The volterra competition equations with resource - Independent growth coefficients and discussion on their biological and biophysical implications

Abstract

Analysis of the biophysical conditions for a correct application of the Volterra Competition Equations with resource-independent coefficients reveals the following: The traditional, mathematical formalism with the two equations representing two straight lines at the condition of zero growth applies. As a directly resource-limited situation does not permit for stable equilibrium (One-line or K-system, Walker [18]; Ceiling model, Pollard [11]), the combined equilibrium density represented by the intersect of the two lines (Two-line system or S-system; Equilibrium model; lit. ref. see above) is by necessity smaller than the carrying capacity of shared resources would permit. The physical determinant is density in space as a result of behavioural/physiological interaction between organisms. The traditional inequality conditions then mean that coexistence of species sharing the same space is possible provided density-dependent reduction of growth relative to the intrinsic growth rate is more effective within species than between species.
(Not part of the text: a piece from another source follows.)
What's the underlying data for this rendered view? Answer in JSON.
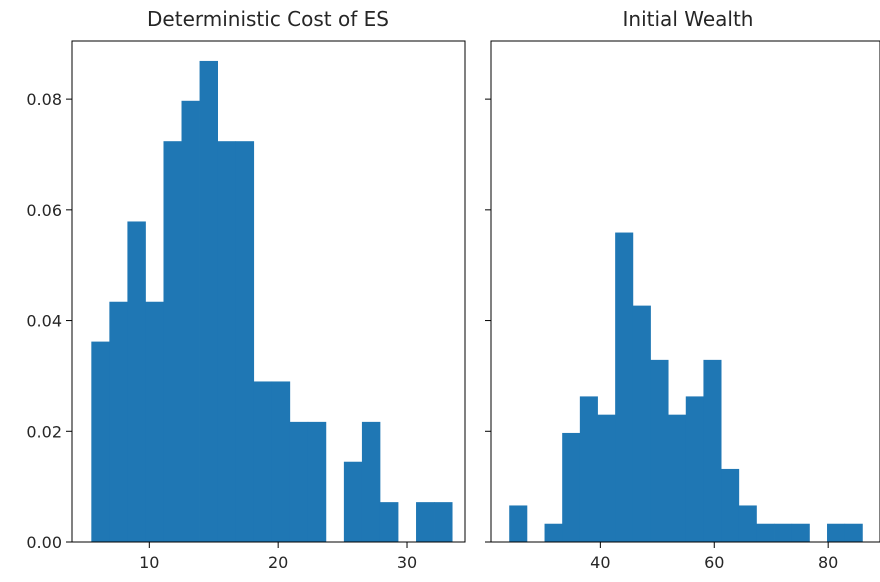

The distance of the intersect from the line linking the specific population densities of single species on the axes is a measure for the overlap in the use of space by the two species; thus, overlap of the spatial niche results in stability. This biophysical system allows for coexistence of species in identical space/resource niches. Food-jealous behaviour is a direct function of density in space; it is only indirectly and inconsistently influenced by resource availability. © 1984 Martinus Nijhoff/Dr W. Junk Publishers.